— Никс фарштеен, — ответил человек, и в глазах у него сверкнуло ледяным, искристым холодом.
Однако назавтра, когда его повели в гальюн, матрац заменили: вместо того, который превратился в мокрую, пропахшую потом и мочой труху, бросили пару байковых одеял. На одном из них он обнаружил выцветшее клеймо: «т/х Валериан Куйбышев».
…Значит, правда, сказал он себе; значит, все, что я гнал от себя все эти годы, чему запрещал себе верить, что постоянно рвало сердце, — правда.
С мучительным стыдом он явственно увидел лица Каменева, Кедрова и Рыкова, когда семнадцатилетним впервые переступил порог Смольного в Октябре. Он в три дня легко освоил вождение «мотора» и попеременно возил на французском авто Антонова-Овсеенко и Подвойского.
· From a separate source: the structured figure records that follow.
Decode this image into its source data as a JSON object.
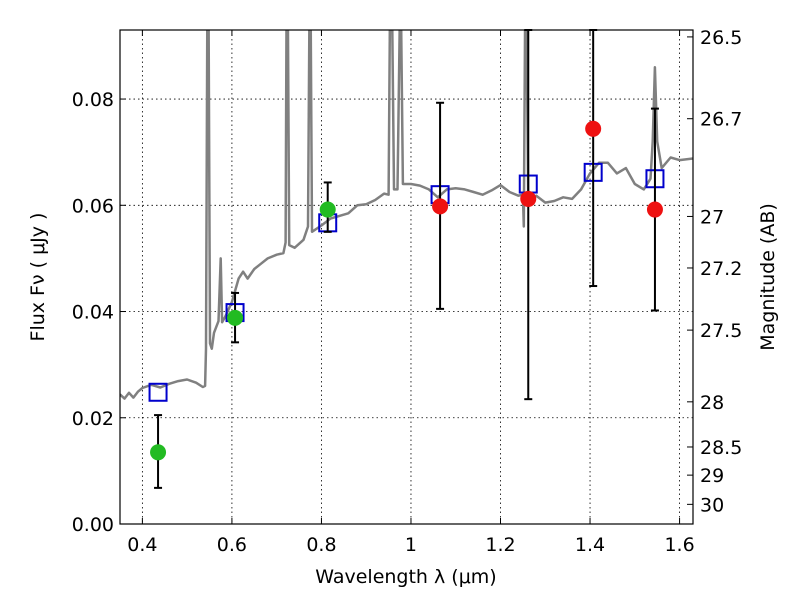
{
  "chart_data": {
    "type": "scatter",
    "xlabel": "Wavelength  λ (μm)",
    "ylabel": "Flux  Fν  ( μJy )",
    "ylabel_right": "Magnitude (AB)",
    "xlim": [
      0.35,
      1.63
    ],
    "ylim": [
      0.0,
      0.093
    ],
    "grid": true,
    "x_ticks": [
      0.4,
      0.6,
      0.8,
      1.0,
      1.2,
      1.4,
      1.6
    ],
    "x_tick_labels": [
      "0.4",
      "0.6",
      "0.8",
      "1",
      "1.2",
      "1.4",
      "1.6"
    ],
    "y_ticks": [
      0.0,
      0.02,
      0.04,
      0.06,
      0.08
    ],
    "y_tick_labels": [
      "0.00",
      "0.02",
      "0.04",
      "0.06",
      "0.08"
    ],
    "right_ticks": [
      {
        "label": "26.5",
        "flux": 0.0917
      },
      {
        "label": "26.7",
        "flux": 0.0763
      },
      {
        "label": "27",
        "flux": 0.0579
      },
      {
        "label": "27.2",
        "flux": 0.0482
      },
      {
        "label": "27.5",
        "flux": 0.0365
      },
      {
        "label": "28",
        "flux": 0.023
      },
      {
        "label": "28.5",
        "flux": 0.0145
      },
      {
        "label": "29",
        "flux": 0.0092
      },
      {
        "label": "30",
        "flux": 0.0037
      }
    ],
    "series": [
      {
        "kind": "line",
        "color": "#808080",
        "points": [
          [
            0.35,
            0.0244
          ],
          [
            0.36,
            0.0236
          ],
          [
            0.37,
            0.0247
          ],
          [
            0.38,
            0.0238
          ],
          [
            0.39,
            0.0249
          ],
          [
            0.4,
            0.0256
          ],
          [
            0.42,
            0.0262
          ],
          [
            0.44,
            0.0257
          ],
          [
            0.46,
            0.0264
          ],
          [
            0.48,
            0.0269
          ],
          [
            0.5,
            0.0272
          ],
          [
            0.52,
            0.0266
          ],
          [
            0.535,
            0.0258
          ],
          [
            0.54,
            0.026
          ],
          [
            0.542,
            0.033
          ],
          [
            0.545,
            0.095
          ],
          [
            0.548,
            0.095
          ],
          [
            0.551,
            0.034
          ],
          [
            0.555,
            0.033
          ],
          [
            0.56,
            0.036
          ],
          [
            0.57,
            0.0382
          ],
          [
            0.575,
            0.05
          ],
          [
            0.578,
            0.038
          ],
          [
            0.585,
            0.039
          ],
          [
            0.6,
            0.0418
          ],
          [
            0.615,
            0.0462
          ],
          [
            0.625,
            0.0475
          ],
          [
            0.635,
            0.0462
          ],
          [
            0.65,
            0.048
          ],
          [
            0.665,
            0.049
          ],
          [
            0.68,
            0.05
          ],
          [
            0.7,
            0.0507
          ],
          [
            0.715,
            0.051
          ],
          [
            0.72,
            0.053
          ],
          [
            0.722,
            0.095
          ],
          [
            0.725,
            0.095
          ],
          [
            0.728,
            0.0525
          ],
          [
            0.74,
            0.052
          ],
          [
            0.76,
            0.0535
          ],
          [
            0.77,
            0.056
          ],
          [
            0.773,
            0.095
          ],
          [
            0.776,
            0.095
          ],
          [
            0.779,
            0.055
          ],
          [
            0.8,
            0.0562
          ],
          [
            0.82,
            0.0575
          ],
          [
            0.84,
            0.058
          ],
          [
            0.86,
            0.0585
          ],
          [
            0.88,
            0.06
          ],
          [
            0.9,
            0.0602
          ],
          [
            0.92,
            0.061
          ],
          [
            0.94,
            0.0622
          ],
          [
            0.95,
            0.062
          ],
          [
            0.953,
            0.095
          ],
          [
            0.958,
            0.095
          ],
          [
            0.962,
            0.063
          ],
          [
            0.97,
            0.063
          ],
          [
            0.975,
            0.095
          ],
          [
            0.978,
            0.095
          ],
          [
            0.982,
            0.064
          ],
          [
            1.0,
            0.064
          ],
          [
            1.02,
            0.0637
          ],
          [
            1.04,
            0.063
          ],
          [
            1.06,
            0.0615
          ],
          [
            1.08,
            0.063
          ],
          [
            1.1,
            0.0632
          ],
          [
            1.12,
            0.063
          ],
          [
            1.14,
            0.0625
          ],
          [
            1.16,
            0.062
          ],
          [
            1.18,
            0.0628
          ],
          [
            1.2,
            0.0638
          ],
          [
            1.22,
            0.0625
          ],
          [
            1.24,
            0.0618
          ],
          [
            1.25,
            0.062
          ],
          [
            1.252,
            0.056
          ],
          [
            1.255,
            0.095
          ],
          [
            1.258,
            0.095
          ],
          [
            1.262,
            0.06
          ],
          [
            1.27,
            0.061
          ],
          [
            1.28,
            0.0618
          ],
          [
            1.3,
            0.0605
          ],
          [
            1.32,
            0.0608
          ],
          [
            1.34,
            0.0615
          ],
          [
            1.36,
            0.0612
          ],
          [
            1.38,
            0.063
          ],
          [
            1.4,
            0.066
          ],
          [
            1.42,
            0.068
          ],
          [
            1.44,
            0.068
          ],
          [
            1.46,
            0.066
          ],
          [
            1.48,
            0.067
          ],
          [
            1.5,
            0.064
          ],
          [
            1.52,
            0.063
          ],
          [
            1.535,
            0.065
          ],
          [
            1.54,
            0.072
          ],
          [
            1.545,
            0.086
          ],
          [
            1.55,
            0.072
          ],
          [
            1.56,
            0.067
          ],
          [
            1.58,
            0.069
          ],
          [
            1.6,
            0.0685
          ],
          [
            1.63,
            0.0688
          ]
        ]
      },
      {
        "kind": "open-square",
        "color": "#0000cc",
        "points": [
          [
            0.435,
            0.0248
          ],
          [
            0.607,
            0.0398
          ],
          [
            0.814,
            0.0567
          ],
          [
            1.065,
            0.062
          ],
          [
            1.262,
            0.064
          ],
          [
            1.407,
            0.0662
          ],
          [
            1.545,
            0.065
          ]
        ]
      },
      {
        "kind": "filled-circle",
        "color": "#22bb22",
        "points": [
          [
            0.435,
            0.0135
          ],
          [
            0.607,
            0.0388
          ],
          [
            0.814,
            0.0592
          ]
        ],
        "errors": [
          [
            0.0068,
            0.0205
          ],
          [
            0.0342,
            0.0435
          ],
          [
            0.055,
            0.0643
          ]
        ]
      },
      {
        "kind": "filled-circle",
        "color": "#ee1111",
        "points": [
          [
            1.065,
            0.0598
          ],
          [
            1.262,
            0.0612
          ],
          [
            1.407,
            0.0744
          ],
          [
            1.545,
            0.0592
          ]
        ],
        "errors": [
          [
            0.0405,
            0.0793
          ],
          [
            0.0235,
            0.093
          ],
          [
            0.0448,
            0.093
          ],
          [
            0.0402,
            0.0782
          ]
        ]
      }
    ]
  }
}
Отец проводил дни и ночи вместе с Мартовым и Либером; встречались редко, ночью, чаще всего под утро.
— Севушка, — говорил тогда отец, — ты с теми, кто не хочет думать о реальностях. Нельзя удержать власть в одиночку! Нельзя отбрасывать всех, кто начинал революцию в этой стране, сие чревато…
— Папа, даже мудрейший и честнейший Владимир Львович Бурцев кричит: «России нужна сильная личность, хватит болтовни, необходим порядок, пора действовать!» Это же страшно, папа: призыв к «сильной личности» означает путь в военную диктатуру и новую Монархию — пусть наполеоновскую, но монархию! А вы? предлагаете вы, меньшевики? Где ваша программа?
«Ждать»?! Но ведь придет новый Корнилов, расставит казаков по углам и вас же повесит на столбах вместе с нами и товарищами эсерами… Армия доведена до белого каления, армия готова на все: она не прощает проигранных войн…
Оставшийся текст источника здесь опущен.